Do you have any evidence it decayed at all? Or, is this pure speculation?
So, you don't have any evidence to support your claim that carbon decayed at a different? The evidence that carbon decays at a consistent rate is that it has always decayed at the same rate since we have been looking at it. It has never changed.
That has about as much merit as saying, since I saw a car coming down the highway, cars always came and at the same speed.
That's a ludicrous comparison. Since we have been measuring the decay rate of carbon it has never changed and we have found absolutely no indication that it would ever change. It is pure speculation that at any time in history it decayed at a different rate, unless you can provide some evidence to support your claim. As of yet, you have not provided anything beyond mere speculation.

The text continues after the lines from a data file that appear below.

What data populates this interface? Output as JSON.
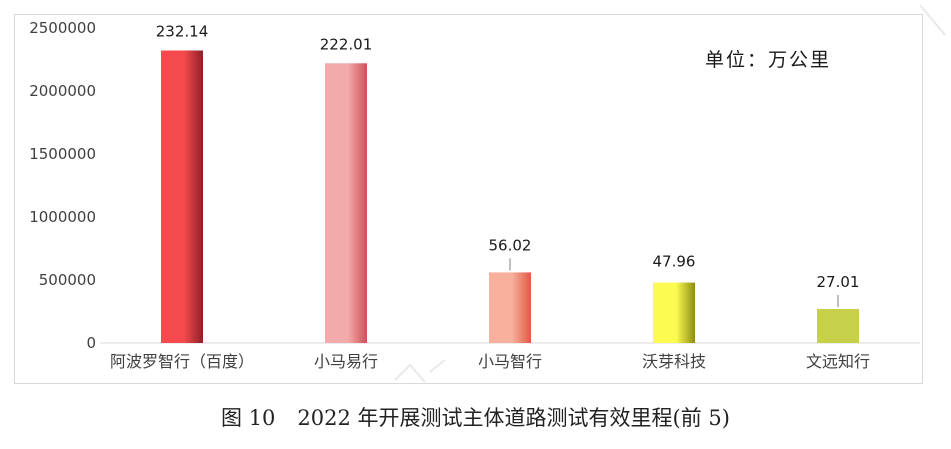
{
  "chart_data": {
    "type": "bar",
    "categories": [
      "阿波罗智行（百度）",
      "小马易行",
      "小马智行",
      "沃芽科技",
      "文远知行"
    ],
    "values": [
      2321400,
      2220100,
      560200,
      479600,
      270100
    ],
    "data_labels": [
      "232.14",
      "222.01",
      "56.02",
      "47.96",
      "27.01"
    ],
    "ylim": [
      0,
      2500000
    ],
    "yticks": [
      "0",
      "500000",
      "1000000",
      "1500000",
      "2000000",
      "2500000"
    ],
    "unit_note": "单位：万公里",
    "grid": false,
    "legend": "none",
    "colors": [
      {
        "light": "#f44a4d",
        "dark": "#8e1f28"
      },
      {
        "light": "#f3aaaa",
        "dark": "#d04e5b"
      },
      {
        "light": "#f6b09c",
        "dark": "#e15a44"
      },
      {
        "light": "#fbfb52",
        "dark": "#8e8e12"
      },
      {
        "light": "#c7d04a",
        "dark": "#c7d04a"
      }
    ]
  },
  "caption": {
    "figure_no": "图 10",
    "text": "2022 年开展测试主体道路测试有效里程(前 5)"
  }
}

The issue is not 'history'. The issue is pre history. Science measuring rates for a few hundred years is very recent.
I agree, but throughout the time we've been measuring the decay rate, it has never changed. And, we have found no indication or reasoning to back up any claim that it would have changed at all.
You seem to assume decay existed. Evidence?
We see it happen every time we look for it. It also lines up with the chemistry.
Here is a pretty good explanation of why carbon 14 undergoes radioactive decay.
So, 1) we have direct evidence that carbon 14 undergoes radioactive decay and has decayed at the same rate since we were able to measure it, 2) we understand why carbon 14 decays at a consistent rate, and 3) there is absolutely no evidence, none whatsoever, that would even lead us to consider the possibility that carbon 14 would not have decayed millions of years ago at the same rate.